Pebble Bed Modular Reactor (Pty) Ltd
- Type: Engineering
- Industry: Nuclear
- Founded: 1993
- Defunct: 2010
- Headquarters: Centurion, Gauteng, South Africa
- Area served: South Africa, International
- Key people: CEO: Alex Tsela (acting since March 2010)
- Services: Design, Project Management and Related Services
- Revenue: total invested R9.2 billion (US$1.3 billion)
- Number of employees: Est. 900, reduction to 9
- Website: http://www.pbmr.com

= Pebble Bed Modular Reactor =

South African nuclear reactor design

The Pebble Bed Modular Reactor (PBMR) is a particular design of pebble bed reactor developed by South African company PBMR (Pty) Ltd from 1993 until 2009. PBMR facilities include gas turbine and heat transfer labs at the Potchefstroom Campus of North-West University, and at Pelindaba, a high pressure and temperature helium test rig, as well as a prototype fuel fabrication plant. A planned test reactor at Koeberg Nuclear Power Station was not built.

== Reactor design ==
The PBMR is characterised by inherent safety features, which mean that no human error or equipment failure can cause an accident that would harm the public.

Heat from the PBMR can be used for a variety of industrial process applications, including process steam for cogeneration applications, in-situ oil sands recovery, ethanol applications, refinery and petrochemical applications. The high temperature heat can also be used to reform methane to produce syngas (where the syngas can be used as feedstock to produce hydrogen, ammonia and methanol); and to produce hydrogen and oxygen by decomposing water thermochemically.

The PBMR is modular in that only small to mid-sized units will be designed. Larger power stations will be built by combining many of these modules. As of 2008, 400MWt was emerging as an optimum module size, considerably larger than the original concept size.

The PBMR is fuelled and moderated by graphite fuel spheres each containing TRISO coated low enriched uranium oxide fuel particles. There are 15000 fuel particles per fuel sphere the size of a billiard ball. "Each fuel pebble contains 9 g of uranium, and this holds enough generation capacity to sustain a family of four, for a year. Five tons of coal and up to 23 000 m^{3} of water will be required to generate one pebble's energy".

The concept is based on the AVR reactor and THTR in Germany, but modified to drive a Brayton closed-cycle gas turbine. The core design is annular with a centre column as a neutron reflector.

== History ==
PMBR Pty was formed in 1993, and in 1995 was supported by the South African government. Between 1999 and 2004, over 100 patents were developed by the project.

In 2006, the US Department of Energy awarded the PBMR consortium the primary contract for the first phase of its New Generation Nuclear Plant (NGNP) project. The scope for the first phase of this contract, which has now been completed, was for the pre-conceptual engineering of a nuclear co-generation plant for the production of electricity and hydrogen. Requests for proposals for the second phase of the NGNP project will soon be issued, to which the PBMR consortium will be responding within the next few months of 2009.
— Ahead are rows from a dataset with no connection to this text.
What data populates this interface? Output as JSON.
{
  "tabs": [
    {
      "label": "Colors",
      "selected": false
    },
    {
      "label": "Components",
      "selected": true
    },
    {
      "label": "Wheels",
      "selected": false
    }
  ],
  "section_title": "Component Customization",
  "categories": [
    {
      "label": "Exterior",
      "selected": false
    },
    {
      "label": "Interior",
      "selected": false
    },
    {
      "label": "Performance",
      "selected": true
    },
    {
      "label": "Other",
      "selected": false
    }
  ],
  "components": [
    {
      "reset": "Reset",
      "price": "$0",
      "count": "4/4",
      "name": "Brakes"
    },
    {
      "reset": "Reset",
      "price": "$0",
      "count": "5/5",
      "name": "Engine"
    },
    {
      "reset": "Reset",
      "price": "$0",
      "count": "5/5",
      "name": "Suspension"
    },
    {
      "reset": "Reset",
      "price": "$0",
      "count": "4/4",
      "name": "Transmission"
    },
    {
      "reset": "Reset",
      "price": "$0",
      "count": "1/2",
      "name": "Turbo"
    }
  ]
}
In 2009 PBMR (Pty) announced that it was looking at employing the technology for process heat applications, and some pebble bed reactor contracts had been put on hold to prevent unnecessary spending

=== Wind down in 2010 ===
In February 2010 the South Africa government announced it had stopped funding the development of the pebble bed modular reactor, and PBMR (Pty) stated it was considering 75% cuts in staff. The decision was taken because no customer or investor for PBMR was found, and the government stated that an additional R30 billion (US$4 billion) of investment would be needed. Unresolved technical items, a substantial increase of costs and a 2008 report from Forschungszentrum Jülich about major problems in operation of the German pebble bed reactor AVR had discouraged potential investors. International banks refused to support the PBMR project by loans. PBMR's CEO resigned on March, 8th 2010.

In May 2010 Westinghouse withdrew from the PBMR consortium, which led to an end of the South African engagement in NGNP.

In Sept 2010 the SA govt announced that in future, the South African nuclear program will concentrate on conventional light water reactors.

The NGNP project will continue on HTGRs with prismatic fuel elements, not with pebbles as in PBMR, as was announced in February 2012.

R9.244 billion (US$1.3 billion) had been invested in the PBMR project. Over 80% came from the South African government, with smaller amounts from Eskom (8.8%), Westinghouse (4.9%), Industrial Development Corporation (4.9%) and Exelon (1.1%).

== Legacy ==

About a dozen employees at PBMR later joined the US company X-energy, which is developing a similar reactor: a high temperature gas-cooled reactor that would use TRISO fuel.

=== Stratek Global ===
A Pretoria-based South African company designed a variant of the PBMR reactor named the HTMR-100. It functions at a lower temperature (750°C rather than 940°C) to reduce costs, and routes the helium primary coolant through a steam generator to use standard steam turbines for electricity generation. The HTMR-100 reactor would also be smaller, with an output of 35 MWe.